Project description:BACKGROUND: Epimedium sagittatum (Sieb. Et Zucc.) Maxim, a traditional Chinese medicinal plant species, has been used extensively as genuine medicinal materials. Certain Epimedium species are endangered due to commercial overexploition, while sustainable application studies, conservation genetics, systematics, and marker-assisted selection (MAS) of Epimedium is less-studied due to the lack of molecular markers. Here, we report a set of expressed sequence tags (ESTs) and simple sequence repeats (SSRs) identified in these ESTs for E. sagittatum. RESULTS: cDNAs of E. sagittatum are sequenced using 454 GS-FLX pyrosequencing technology. The raw reads are cleaned and assembled into a total of 76,459 consensus sequences comprising of 17,231 contigs and 59,228 singlets. About 38.5% (29,466) of the consensus sequences significantly match to the non-redundant protein database (E-value < 1e-10), 22,295 of which are further annotated using Gene Ontology (GO) terms. A total of 2,810 EST-SSRs is identified from the Epimedium EST dataset. Trinucleotide SSR is the dominant repeat type (55.2%) followed by dinucleotide (30.4%), tetranuleotide (7.3%), hexanucleotide (4.9%), and pentanucleotide (2.2%) SSR. The dominant repeat motif is AAG/CTT (23.6%) followed by AG/CT (19.3%), ACC/GGT (11.1%), AT/AT (7.5%), and AAC/GTT (5.9%). Thirty-two SSR-ESTs are randomly selected and primer pairs are synthesized for testing the transferability across 52 Epimedium species. Eighteen primer pairs (85.7%) could be successfully transferred to Epimedium species and sixteen of those show high genetic diversity with 0.35 of observed heterozygosity (Ho) and 0.65 of expected heterozygosity (He) and high number of alleles per locus (11.9).

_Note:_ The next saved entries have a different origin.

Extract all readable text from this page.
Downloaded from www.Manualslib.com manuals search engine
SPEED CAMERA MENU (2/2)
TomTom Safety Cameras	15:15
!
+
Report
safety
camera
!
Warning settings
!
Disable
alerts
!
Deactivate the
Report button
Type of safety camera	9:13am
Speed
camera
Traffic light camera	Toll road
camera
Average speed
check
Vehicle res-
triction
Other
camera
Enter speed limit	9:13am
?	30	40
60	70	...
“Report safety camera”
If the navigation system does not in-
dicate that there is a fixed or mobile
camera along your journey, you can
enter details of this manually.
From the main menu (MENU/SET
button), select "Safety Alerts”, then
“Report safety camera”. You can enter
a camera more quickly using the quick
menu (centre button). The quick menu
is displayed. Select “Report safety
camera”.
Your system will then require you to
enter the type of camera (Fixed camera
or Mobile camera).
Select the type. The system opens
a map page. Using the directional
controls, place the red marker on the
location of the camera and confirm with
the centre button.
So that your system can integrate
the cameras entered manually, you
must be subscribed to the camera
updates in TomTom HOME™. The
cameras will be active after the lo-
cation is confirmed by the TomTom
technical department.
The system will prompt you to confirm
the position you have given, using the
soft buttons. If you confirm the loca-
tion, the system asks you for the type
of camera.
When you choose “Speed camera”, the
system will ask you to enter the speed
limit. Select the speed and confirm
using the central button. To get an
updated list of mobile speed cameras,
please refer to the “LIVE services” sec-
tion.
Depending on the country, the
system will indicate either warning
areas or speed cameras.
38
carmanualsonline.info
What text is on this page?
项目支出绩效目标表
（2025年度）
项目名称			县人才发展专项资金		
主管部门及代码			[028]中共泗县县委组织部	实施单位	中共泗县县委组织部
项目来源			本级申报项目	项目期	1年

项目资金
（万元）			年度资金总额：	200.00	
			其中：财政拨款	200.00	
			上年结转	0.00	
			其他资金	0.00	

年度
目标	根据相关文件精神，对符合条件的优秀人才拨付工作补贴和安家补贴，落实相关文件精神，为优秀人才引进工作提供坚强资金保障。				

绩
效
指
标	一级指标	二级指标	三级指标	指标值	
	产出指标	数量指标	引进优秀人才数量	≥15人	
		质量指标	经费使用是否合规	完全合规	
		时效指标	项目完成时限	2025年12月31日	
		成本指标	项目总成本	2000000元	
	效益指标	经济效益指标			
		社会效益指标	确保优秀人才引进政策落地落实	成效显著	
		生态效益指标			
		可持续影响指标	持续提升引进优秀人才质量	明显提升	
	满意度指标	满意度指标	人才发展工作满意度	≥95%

CONCLUSION: A large EST dataset with a total of 76,459 consensus sequences is generated, aiming to provide sequence information for deciphering secondary metabolism, especially for flavonoid pathway in Epimedium. A total of 2,810 EST-SSRs is identified from EST dataset and approximately 1580 EST-SSR markers are transferable. E. sagittatum EST-SSR transferability to the major Epimedium germplasm is up to 85.7%. Therefore, this EST dataset and EST-SSRs will be a powerful resource for further studies such as taxonomy, molecular breeding, genetics, genomics, and secondary metabolism in Epimedium species.